|The Author is Former Director General of Information Systems and A Special Forces Veteran, Indian Army|
Tracking the variability of the Ionosphere is important for communication and navigation. The ionospheric variability is greatly influenced by solar originated processes and the neutral atmosphere origin. The ionosphere extending from 60 km to about 1000 km altitude, plays a major role in aiding long distance HF (3 to 30 MHz) communications as well as in the deteriorating performance of satellite radio systems in the VHF (30 to 300 MHz), UHF (300 to 3000 MHz) and even higher frequency bands. The ionosphere influences radio propagation in which the radio refractive index of ionosphere, interaction of radio waves with ionosphere and reflection of radio waves come into play.
The long, relatively unhindered travel of the GPS signal through the virtual vacuum of space too changes as it passes through the earth's atmosphere. Through both refraction and diffraction, the atmosphere alters the apparent speed and, to a lesser extent, the direction of the signal. The ionosphere has layers sometimes known as the mesosphere and thermosphere but neither of that are themselves composed of D, E, and F regions extending 50-90 km, 90-120 km and 120-1000 km respectively. Neither the boundaries between these regions, nor the upper layer of the ionosphere, can be defined strictly. D region has almost no effect on GPS signals and E region has slight but it can scintillate the GPS signal. However F region affects propagation of electromagnetic signals the most. The ionosphere is also not homogeneous. Its behavior in one region of the earth is liable to be unlike its behavior in another. For example, ionospheric disturbances can be particularly harsh in the Polar Regions. But the highest Total Electron Value (TEC) values and the widest variations in the horizontal gradients occur in the band of about 60° of geomagnetic latitude. That band lies 30° north and 30° south of the earth’s magnetic equator. Severity of the ionosphere’s effect on a GPS signal depends on the amount of time that signal spends traveling through it. A signal originating from a satellite near the observer’s horizon must pass through a larger amount of the ionosphere to reach the receiver than does a signal from a satellite near the observer’s zenith. In other words, the longer the signal is in the ionosphere, the greater the ionosphere’s effect on it.

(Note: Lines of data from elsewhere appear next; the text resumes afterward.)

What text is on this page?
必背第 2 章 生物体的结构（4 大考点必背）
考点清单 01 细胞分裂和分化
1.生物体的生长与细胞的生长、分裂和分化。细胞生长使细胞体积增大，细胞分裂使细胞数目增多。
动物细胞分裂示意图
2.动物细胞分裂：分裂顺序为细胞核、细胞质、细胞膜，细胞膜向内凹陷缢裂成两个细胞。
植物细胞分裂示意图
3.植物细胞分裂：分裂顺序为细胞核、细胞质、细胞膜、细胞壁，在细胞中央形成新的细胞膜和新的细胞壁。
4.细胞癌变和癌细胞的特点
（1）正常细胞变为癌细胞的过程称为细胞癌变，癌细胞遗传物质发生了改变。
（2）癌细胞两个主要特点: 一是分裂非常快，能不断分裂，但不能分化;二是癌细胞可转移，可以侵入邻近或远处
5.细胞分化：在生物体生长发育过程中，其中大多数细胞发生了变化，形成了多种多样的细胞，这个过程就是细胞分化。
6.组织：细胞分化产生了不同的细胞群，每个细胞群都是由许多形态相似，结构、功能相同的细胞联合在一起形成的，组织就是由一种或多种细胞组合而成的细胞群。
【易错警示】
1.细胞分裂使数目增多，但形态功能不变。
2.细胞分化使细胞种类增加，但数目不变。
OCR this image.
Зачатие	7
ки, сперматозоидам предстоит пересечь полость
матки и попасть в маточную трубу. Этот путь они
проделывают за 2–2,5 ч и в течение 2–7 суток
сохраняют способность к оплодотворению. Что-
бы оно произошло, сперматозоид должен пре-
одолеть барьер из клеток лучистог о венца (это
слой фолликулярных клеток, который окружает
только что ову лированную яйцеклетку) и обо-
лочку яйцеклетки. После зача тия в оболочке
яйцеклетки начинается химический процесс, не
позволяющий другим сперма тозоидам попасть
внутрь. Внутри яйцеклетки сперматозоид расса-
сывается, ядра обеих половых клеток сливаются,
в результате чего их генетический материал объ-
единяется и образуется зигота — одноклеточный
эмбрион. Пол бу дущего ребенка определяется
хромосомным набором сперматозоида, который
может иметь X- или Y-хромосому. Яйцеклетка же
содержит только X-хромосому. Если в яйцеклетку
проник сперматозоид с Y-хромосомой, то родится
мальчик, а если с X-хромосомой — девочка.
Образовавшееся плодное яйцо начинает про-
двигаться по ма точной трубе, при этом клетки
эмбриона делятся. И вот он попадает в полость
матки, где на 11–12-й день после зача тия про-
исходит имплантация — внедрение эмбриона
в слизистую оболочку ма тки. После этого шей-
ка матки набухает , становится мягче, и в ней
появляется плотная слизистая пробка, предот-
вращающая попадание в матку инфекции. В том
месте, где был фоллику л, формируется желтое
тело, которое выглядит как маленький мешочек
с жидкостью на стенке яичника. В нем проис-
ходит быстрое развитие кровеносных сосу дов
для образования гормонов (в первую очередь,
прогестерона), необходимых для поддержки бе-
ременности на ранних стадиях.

The good news is that now researchers from Indian Institute of Geomagnetism (IIG), Navi Mumbai have developed a new Artificial Neural Network based long-term Ionospheric Model (ANNIM) using long-term ionospheric observations to predict the ionospheric electron density and the peak parameters. Artificial Neural Networks (ANNs) replicate the human brain or biological neurons to solve problems like pattern recognition, classification, clustering, generalisation, linear and non-linear data fitting, and the like. The researchers developed the ANNIM by using an extensive database consisting of nearly two decades of global Digisonde (an instrument that measures real-time on-site electron density of the ionosphere by sending the radio frequency pulses), Global Navigation Satellite System (GNSS) radio occultation and topside sounders observations. These datasets were processed with various quality control measures to eliminate spurious data points (outliers) and prepared for the training. Day number, Universal Time, latitude, longitude, F10.7 index (responsible for Photo-ionization), Kp (represents the disturbed space weather conditions), magnetic declination, inclination, dip latitude, zonal and meridional neutral winds were taken as inputs in the study. The target (output) of ANNs is the electron density as a function of altitude for any given location and time. The data was trained with the ANNs using high-performance computer at IIG to develop the ANNIM. The ANNIM predictions done by the IIG team matched with the incoherent scatter radar and the satellite in situ electron density observations. Further, the ANNIM successfully reproduced large scale anomalies of the ionosphere. The ANNIM also captured the general morphological features of the ionosphere during the disturbed space weather periods, such as geomagnetic storms which occurs when the magnetic cloud originated from Sun (known as Coronal Mass Ejection (CME)) interacts with the Earth’s magnetosphere.
The ANNIM developed by IIG researchers can be utilised as a reference model in ionospheric predictions and has potential applications in calculating the GNSS positioning error. It would have a wider impact, ranging from accurate aiming on enemy targets to scientific research in space weather. According to Dr S. Tulasiram from IIG, one of the two primary researchers, “This development is crucial for armed forces as, over the past few years, Indian Armed Forces have, like all militaries, sought pinpoint accuracy to minimise collateral damage in targeting enemy positions. Although several fighter jet and other missile systems have been fitted with highly-accurate navigation systems, few weapons in service can yet take advantage of this model”, adding, “Better ionospheric modeling will yield better accuracy of positioning in satellite based navigation. The current ionospheric model (AMMIM) accuracy is significantly better compared to other ionospheric models used in single frequency GPS users.” ANNIM is another feather in India’s cap.